Banjir tersebut juga menimbulkan korban jiwa.

“Ada dua korban yang meninggal dunia diduga akibat banjir yang menerjang Bandar Lampung,” kata Wahyu.

Salah satu korban berinisial Sa berusia 10 tahun. Arus banjir menyeret korban di wilayah Rajabasa hingga meninggal dunia.

Korban lainnya merupakan orang dewasa yang ditemukan di Jalan Dr Harun II.
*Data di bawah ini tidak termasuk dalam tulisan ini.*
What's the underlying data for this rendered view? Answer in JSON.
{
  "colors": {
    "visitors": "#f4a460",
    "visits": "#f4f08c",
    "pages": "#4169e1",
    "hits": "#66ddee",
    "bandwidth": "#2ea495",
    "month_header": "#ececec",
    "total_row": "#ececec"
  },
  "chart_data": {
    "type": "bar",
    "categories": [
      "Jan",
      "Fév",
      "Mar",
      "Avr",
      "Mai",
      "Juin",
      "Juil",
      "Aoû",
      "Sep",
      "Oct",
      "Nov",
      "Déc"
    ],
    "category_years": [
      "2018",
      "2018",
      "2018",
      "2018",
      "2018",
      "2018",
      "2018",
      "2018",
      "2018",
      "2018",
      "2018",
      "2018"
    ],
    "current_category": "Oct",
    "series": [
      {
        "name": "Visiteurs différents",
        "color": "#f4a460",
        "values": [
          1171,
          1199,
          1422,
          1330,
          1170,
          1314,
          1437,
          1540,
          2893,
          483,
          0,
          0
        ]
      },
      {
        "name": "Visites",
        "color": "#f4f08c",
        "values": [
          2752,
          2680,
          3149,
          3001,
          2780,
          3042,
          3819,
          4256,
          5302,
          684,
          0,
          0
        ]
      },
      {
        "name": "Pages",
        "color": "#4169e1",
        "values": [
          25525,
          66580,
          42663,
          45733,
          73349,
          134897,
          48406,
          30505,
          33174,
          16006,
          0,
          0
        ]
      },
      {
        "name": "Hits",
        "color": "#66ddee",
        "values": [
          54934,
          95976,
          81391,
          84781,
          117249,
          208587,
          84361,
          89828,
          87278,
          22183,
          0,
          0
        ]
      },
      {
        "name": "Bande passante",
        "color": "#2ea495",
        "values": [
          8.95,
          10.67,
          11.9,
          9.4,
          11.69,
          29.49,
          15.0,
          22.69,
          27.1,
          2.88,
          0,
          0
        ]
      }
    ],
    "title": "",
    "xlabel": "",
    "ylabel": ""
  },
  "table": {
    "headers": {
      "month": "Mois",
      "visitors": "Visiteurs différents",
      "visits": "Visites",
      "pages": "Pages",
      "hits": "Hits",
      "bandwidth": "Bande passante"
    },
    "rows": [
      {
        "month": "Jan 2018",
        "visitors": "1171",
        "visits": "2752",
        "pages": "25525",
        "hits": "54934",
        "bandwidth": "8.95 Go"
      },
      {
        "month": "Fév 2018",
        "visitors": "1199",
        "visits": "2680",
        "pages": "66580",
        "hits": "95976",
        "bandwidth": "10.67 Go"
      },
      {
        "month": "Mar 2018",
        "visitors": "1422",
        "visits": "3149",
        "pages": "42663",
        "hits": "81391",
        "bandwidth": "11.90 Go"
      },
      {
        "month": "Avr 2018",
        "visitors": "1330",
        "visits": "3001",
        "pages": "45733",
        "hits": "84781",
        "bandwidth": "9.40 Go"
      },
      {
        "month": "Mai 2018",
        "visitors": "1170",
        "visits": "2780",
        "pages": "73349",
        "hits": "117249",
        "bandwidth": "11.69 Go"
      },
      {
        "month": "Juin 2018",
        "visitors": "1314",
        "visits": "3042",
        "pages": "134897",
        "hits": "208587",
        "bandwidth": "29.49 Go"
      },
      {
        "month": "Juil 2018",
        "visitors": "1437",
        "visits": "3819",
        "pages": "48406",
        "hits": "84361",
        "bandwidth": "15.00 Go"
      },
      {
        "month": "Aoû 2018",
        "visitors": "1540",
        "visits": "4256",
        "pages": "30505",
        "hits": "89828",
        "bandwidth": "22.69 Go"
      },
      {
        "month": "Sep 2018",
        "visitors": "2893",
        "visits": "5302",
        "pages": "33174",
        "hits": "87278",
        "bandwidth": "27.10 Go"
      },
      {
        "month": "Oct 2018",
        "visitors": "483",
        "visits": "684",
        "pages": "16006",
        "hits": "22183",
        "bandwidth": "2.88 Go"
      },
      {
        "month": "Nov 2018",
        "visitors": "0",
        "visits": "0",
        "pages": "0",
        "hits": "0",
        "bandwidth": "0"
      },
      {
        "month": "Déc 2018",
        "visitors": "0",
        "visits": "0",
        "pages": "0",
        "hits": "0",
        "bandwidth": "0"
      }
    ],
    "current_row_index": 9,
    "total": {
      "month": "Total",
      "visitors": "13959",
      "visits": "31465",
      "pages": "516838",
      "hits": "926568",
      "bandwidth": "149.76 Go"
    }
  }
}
BPBD Terus Melakukan Pendataan

BPBD Lampung terus melakukan pendataan terhadap warga yang mengalami dampak banjir di berbagai wilayah. Petugas juga memantau kondisi sejumlah titik yang masih terendam air.

Pendataan tersebut bertujuan memastikan jumlah warga terdampak serta kondisi wilayah yang mengalami banjir.

Sementara itu, pemerintah daerah bersama pihak terkait terus memantau situasi di lapangan. BPBD Lampung akan memperbarui data dampak banjir sesuai hasil pendataan di lapangan.